A spokesman for the Deputy Mayor for Planning and Economic Development, whose office oversees the project, says the District is prepared to sign the agreement, and is committed to it being in line with the process that set the vision for the site. “We’ve never been in this situation this late in the game,” he notes, adding that DMPED has “not taken a position” on a potential lawsuit. “Our main focus is to execute the land disposition agreement.”

A representative for Sorg Architects declined to comment. RichardLake, a founding partner at Roadside Development, which revitalized a 19th-century building into a Giant grocery store for its City Market at O project in Shaw, says the company has been working “daily” with the administration to find a “path forward,” and has made “good progress.” He calls Dec. 1 a “realistic deadline” for clinching the agreement, but cautions that even then it would take about four years to build out the $35 million project, given required zoning review and the time needed for both rehab work and new construction.

Lake declines to specify what concessions would appease the development team, citing ongoing negotiations, but outlines two major concerns that, in his telling, have held up the project. First, the 130-year-old school has integrity problems. Second, the expected use limits future profit.

“Whenever a building has sat dormant and systems are turned off, you can have structural and environmental issues,” such as parts that are difficult to access and water penetration, Lake explains. “We are dealing with all of the above. It’s an old building that has not seen much love in a while.”

These challenges introduce high costs. In addition, the developer says only the townhomes and 22 of the multi-family units would go for market rate because of affordable housing standards.

“You combine that with one-third of the Grimke School being non-income producing, along with whole millions of dollars of additional costs, [and] it doesn’t take a financial degree to figure out that you go upside down,” Lake says. If a deal is achieved, it would be “within the boundaries of the density we’ve already proposed,” he continues. “If I could have done it before, I would have.”

Ward 1 Councilmember Brianne Nadeau says she’s “optimistic” the project will advance “in the near future,” but points out that the building’s conditions “shouldn’t come as a surprise or shock” to anyone. “The extent of the damage has been known from the beginning,” she says. “It is a very lucrative deal, and important to get done.” The DMPED spokesman says Sorg toured the building in 2014, and Roadside had six months to access the building last year, and six more months this year. (Lake says he informed D.C. of a few pre-existing issues early in 2016, which took time to fix.)
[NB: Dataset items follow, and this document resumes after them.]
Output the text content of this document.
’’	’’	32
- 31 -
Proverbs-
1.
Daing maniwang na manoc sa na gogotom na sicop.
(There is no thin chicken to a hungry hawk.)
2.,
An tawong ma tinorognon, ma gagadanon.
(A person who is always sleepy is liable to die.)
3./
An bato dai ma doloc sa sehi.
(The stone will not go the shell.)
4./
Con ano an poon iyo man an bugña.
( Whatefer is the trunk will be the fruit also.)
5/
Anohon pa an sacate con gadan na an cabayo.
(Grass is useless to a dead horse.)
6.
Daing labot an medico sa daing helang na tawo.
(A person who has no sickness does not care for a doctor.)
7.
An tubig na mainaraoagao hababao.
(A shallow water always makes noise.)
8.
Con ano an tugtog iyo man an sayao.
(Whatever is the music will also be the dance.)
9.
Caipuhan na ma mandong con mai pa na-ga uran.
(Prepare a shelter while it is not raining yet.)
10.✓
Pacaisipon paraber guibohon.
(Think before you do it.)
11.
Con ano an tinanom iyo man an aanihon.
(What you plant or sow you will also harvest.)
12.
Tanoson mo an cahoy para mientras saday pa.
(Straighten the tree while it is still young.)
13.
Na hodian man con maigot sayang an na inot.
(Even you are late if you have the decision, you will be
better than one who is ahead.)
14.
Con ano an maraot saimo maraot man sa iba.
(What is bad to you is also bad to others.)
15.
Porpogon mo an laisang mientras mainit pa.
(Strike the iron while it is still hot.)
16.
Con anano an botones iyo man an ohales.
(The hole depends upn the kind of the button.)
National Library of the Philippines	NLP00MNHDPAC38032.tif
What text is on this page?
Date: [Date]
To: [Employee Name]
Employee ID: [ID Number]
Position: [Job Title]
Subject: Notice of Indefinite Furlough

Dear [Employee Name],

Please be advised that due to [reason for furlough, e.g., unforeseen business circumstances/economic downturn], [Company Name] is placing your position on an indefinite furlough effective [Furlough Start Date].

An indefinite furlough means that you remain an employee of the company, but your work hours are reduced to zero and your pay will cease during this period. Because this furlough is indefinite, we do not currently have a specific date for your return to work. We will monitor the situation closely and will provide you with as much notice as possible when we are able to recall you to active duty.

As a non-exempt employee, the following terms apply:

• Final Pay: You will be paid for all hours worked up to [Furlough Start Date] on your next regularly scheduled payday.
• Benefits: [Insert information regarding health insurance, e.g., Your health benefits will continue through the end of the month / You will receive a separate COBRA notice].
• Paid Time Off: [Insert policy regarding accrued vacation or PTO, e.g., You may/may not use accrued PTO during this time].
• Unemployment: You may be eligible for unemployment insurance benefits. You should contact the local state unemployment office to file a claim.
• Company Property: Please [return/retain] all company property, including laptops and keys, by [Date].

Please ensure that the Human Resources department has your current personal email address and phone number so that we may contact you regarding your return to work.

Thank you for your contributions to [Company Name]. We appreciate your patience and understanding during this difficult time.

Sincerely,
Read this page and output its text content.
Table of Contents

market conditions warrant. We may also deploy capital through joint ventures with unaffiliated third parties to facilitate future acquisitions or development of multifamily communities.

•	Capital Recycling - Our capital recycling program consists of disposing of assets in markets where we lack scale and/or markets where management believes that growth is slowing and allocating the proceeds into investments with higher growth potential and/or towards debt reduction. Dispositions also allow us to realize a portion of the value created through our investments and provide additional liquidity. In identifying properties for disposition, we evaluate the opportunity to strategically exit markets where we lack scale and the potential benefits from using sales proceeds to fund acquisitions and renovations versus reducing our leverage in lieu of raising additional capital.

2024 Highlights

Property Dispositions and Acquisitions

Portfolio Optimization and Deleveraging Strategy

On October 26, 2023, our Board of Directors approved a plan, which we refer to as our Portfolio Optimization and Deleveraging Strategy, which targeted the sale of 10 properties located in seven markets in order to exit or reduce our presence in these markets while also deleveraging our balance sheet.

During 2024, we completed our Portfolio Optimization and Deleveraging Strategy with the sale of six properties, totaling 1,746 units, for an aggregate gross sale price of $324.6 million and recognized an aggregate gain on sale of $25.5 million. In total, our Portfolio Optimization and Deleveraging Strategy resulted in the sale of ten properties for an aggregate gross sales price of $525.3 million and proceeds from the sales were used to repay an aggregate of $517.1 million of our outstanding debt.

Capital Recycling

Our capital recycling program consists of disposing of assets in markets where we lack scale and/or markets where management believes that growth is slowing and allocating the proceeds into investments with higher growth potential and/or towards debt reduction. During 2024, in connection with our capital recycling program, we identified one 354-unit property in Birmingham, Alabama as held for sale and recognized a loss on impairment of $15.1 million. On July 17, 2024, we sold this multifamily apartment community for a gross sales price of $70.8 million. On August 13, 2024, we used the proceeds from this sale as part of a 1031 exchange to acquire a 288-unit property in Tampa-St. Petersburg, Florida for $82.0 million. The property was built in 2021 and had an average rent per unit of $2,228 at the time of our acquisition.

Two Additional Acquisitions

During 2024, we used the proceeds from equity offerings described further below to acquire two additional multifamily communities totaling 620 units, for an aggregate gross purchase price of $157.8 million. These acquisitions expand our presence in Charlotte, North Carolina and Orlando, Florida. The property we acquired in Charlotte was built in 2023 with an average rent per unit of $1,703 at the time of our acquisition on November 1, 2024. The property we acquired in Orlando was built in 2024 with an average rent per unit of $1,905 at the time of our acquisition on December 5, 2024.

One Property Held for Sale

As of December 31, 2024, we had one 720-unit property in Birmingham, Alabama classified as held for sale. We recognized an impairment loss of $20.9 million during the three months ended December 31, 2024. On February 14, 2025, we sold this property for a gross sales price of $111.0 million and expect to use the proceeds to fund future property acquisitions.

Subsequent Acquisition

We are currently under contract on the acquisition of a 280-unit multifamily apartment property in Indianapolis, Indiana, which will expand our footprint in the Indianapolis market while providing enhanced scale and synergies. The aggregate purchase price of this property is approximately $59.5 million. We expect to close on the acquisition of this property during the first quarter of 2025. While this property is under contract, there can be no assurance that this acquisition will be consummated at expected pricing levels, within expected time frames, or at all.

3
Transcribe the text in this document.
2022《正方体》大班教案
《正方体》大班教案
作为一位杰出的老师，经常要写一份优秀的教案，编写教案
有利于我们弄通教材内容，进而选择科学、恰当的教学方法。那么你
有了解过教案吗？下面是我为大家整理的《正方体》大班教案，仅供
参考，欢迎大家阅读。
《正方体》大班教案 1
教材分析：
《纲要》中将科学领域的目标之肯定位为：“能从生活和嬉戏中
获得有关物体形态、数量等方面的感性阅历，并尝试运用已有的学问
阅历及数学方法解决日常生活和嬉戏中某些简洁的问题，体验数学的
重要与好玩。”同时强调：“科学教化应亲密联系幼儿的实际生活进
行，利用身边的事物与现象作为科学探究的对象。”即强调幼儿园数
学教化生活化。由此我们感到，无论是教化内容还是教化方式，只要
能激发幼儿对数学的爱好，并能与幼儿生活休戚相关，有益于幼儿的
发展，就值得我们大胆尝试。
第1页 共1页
Meanwhile, the project’s neighbors and associated nonprofits are crossing their fingers for the best. Since the ANC approved its resolution, a community listserv for U Street has buzzed with troubled chatter. “When you ask residents to spend valuable time participating in the process, and then government, and in this case, developers, do not follow through on their commitment, it can lead to mistrust and lack of faith in our officials and institutions,” one woman wrote this week.

C. Brian Williams, executive director of StepAfrika!, says his group is excited for the dedicated space the Grimke School offers, but recognizes that the project was never going to be “quick and easy.” “I’m ready when the time is right and when we know that all the things we have no control of have been taken care of,” he says. “We would love for it to be worked out beautifully.”

Williams and others could have a solid answer in the coming days. “If we’re able to come to an agreement with the city, we’ll move forward,” Lake concludes. “If we’re not, I would walk away feeling very well that we did everything we could to bring this to life.”